Ce 26 mars 1962 je me trouvais à mon bureau situé en rez-de-chaussée du 8 de la Rue Cavaignac. La veille, j’étais arrivé à Maison-Blanche en provenance de Touggourt chargé de dossiers liés à mes activités de transports sahariens.
Ma femme était venu me récuper à l’aerodrome et m’avait signalé qu’une grande manifestation en soutien au quartier de Bab el Oued encerclé, était prévue pour le landemain. J’ai donc décidé de venir à mon bureau pour déposer mes dossiers et ensuite participer à cette manifestation.
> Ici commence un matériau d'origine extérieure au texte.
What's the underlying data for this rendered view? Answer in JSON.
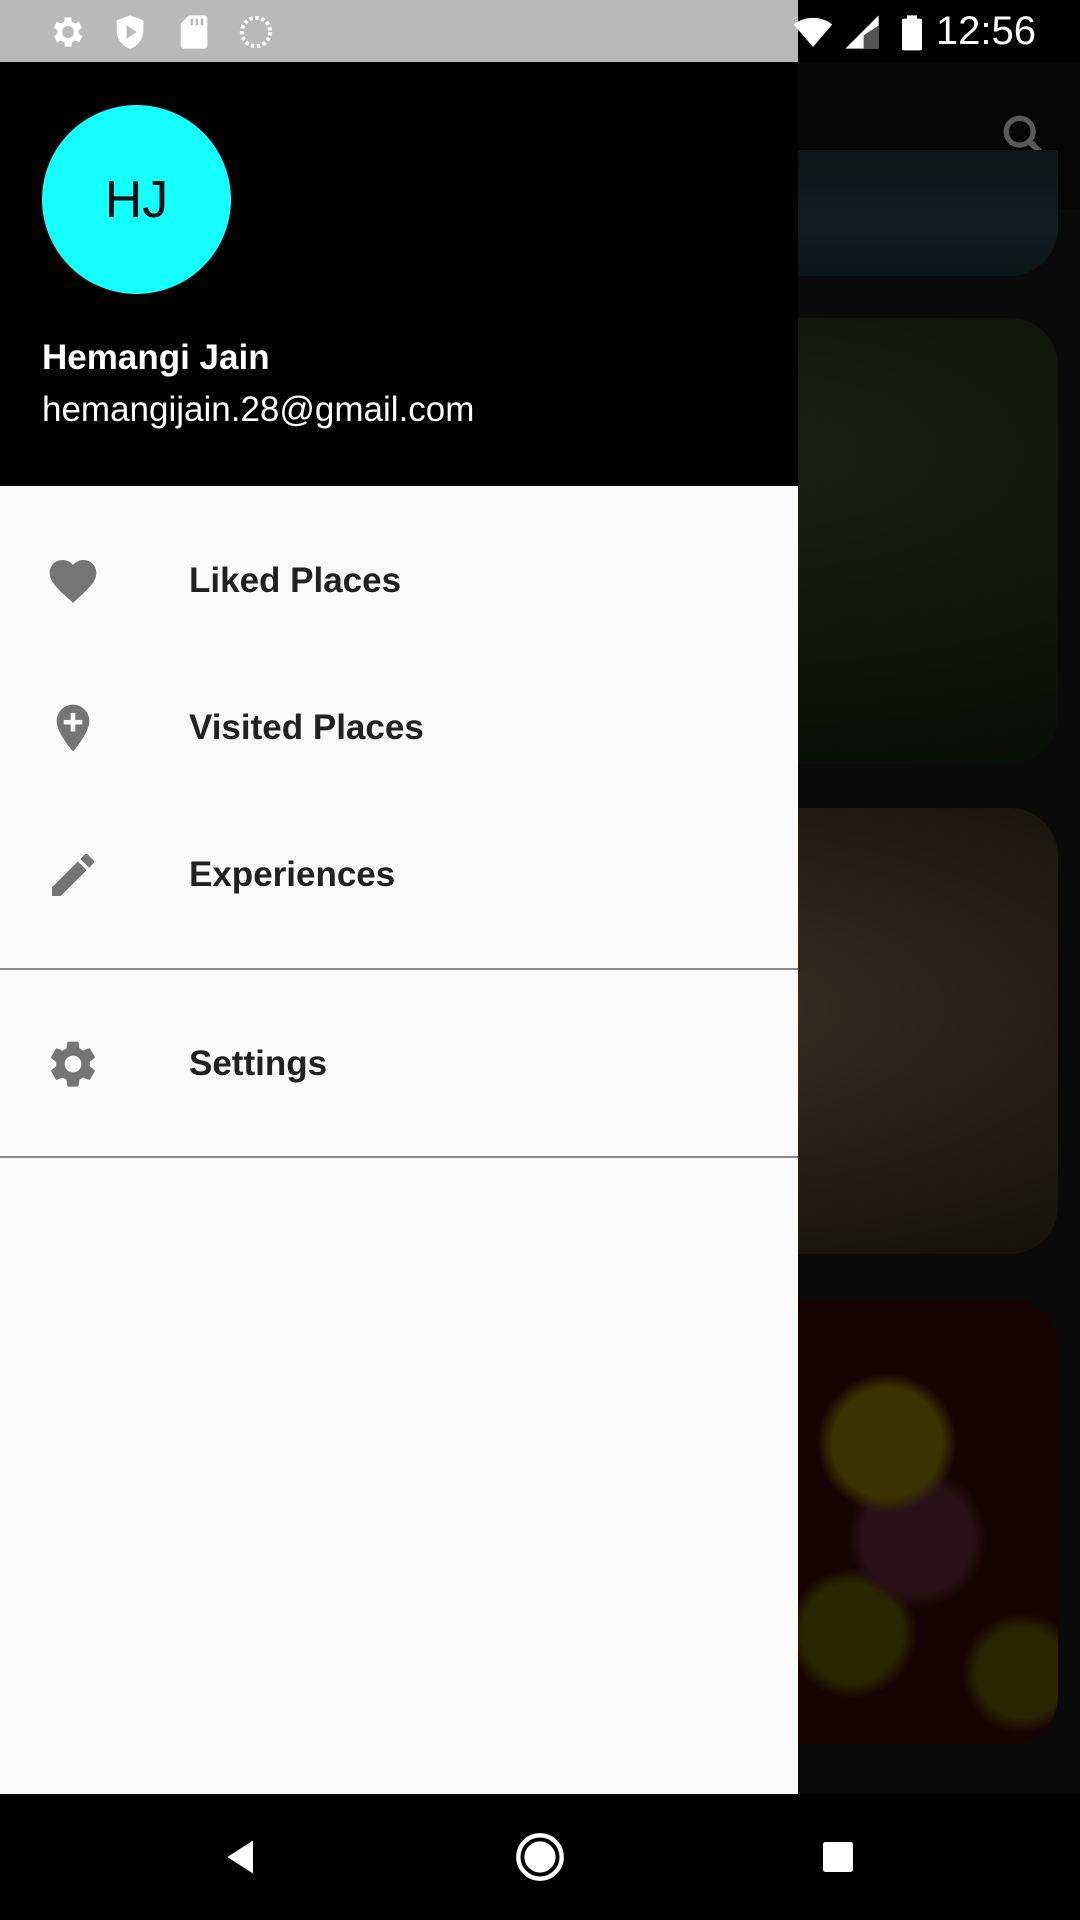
{
  "status_bar": {
    "time": "12:56",
    "left_icons": [
      "settings-icon",
      "shield-play-icon",
      "sd-card-icon",
      "loading-circle-icon"
    ],
    "right_icons": [
      "wifi-icon",
      "cellular-signal-icon",
      "battery-icon"
    ]
  },
  "app": {
    "toolbar_icons": [
      "search-icon"
    ]
  },
  "drawer": {
    "avatar_initials": "HJ",
    "avatar_color": "#16ffff",
    "user_name": "Hemangi Jain",
    "user_email": "hemangijain.28@gmail.com",
    "items": [
      {
        "icon": "heart-icon",
        "label": "Liked Places"
      },
      {
        "icon": "add-location-icon",
        "label": "Visited Places"
      },
      {
        "icon": "pencil-icon",
        "label": "Experiences"
      },
      {
        "icon": "gear-icon",
        "label": "Settings"
      }
    ]
  },
  "nav_bar": {
    "buttons": [
      "back-icon",
      "home-icon",
      "recents-icon"
    ]
  }
}
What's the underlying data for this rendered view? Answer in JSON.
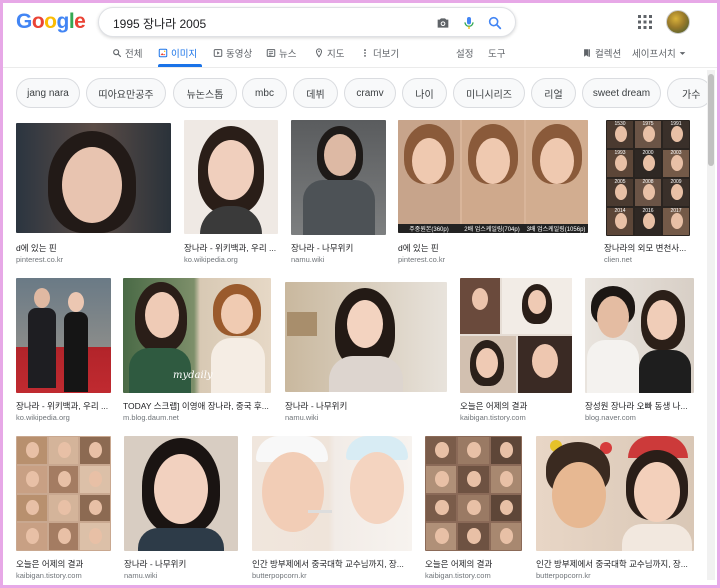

Demeurant dans le quartier d’Hydra et en me rendant à mon bureau j’ai eu ce jour-là beaucoup de difficultés à y accéder. Je suis tombé sur plusieurs barrages. Finalement, je n’ai pu y parvenir vers 2 heures de l’après-midi qu’en passant par le port. À mon arrivée, j’ai constaté que le quartier était vide de monde et que tous les rideaux étaient tirés.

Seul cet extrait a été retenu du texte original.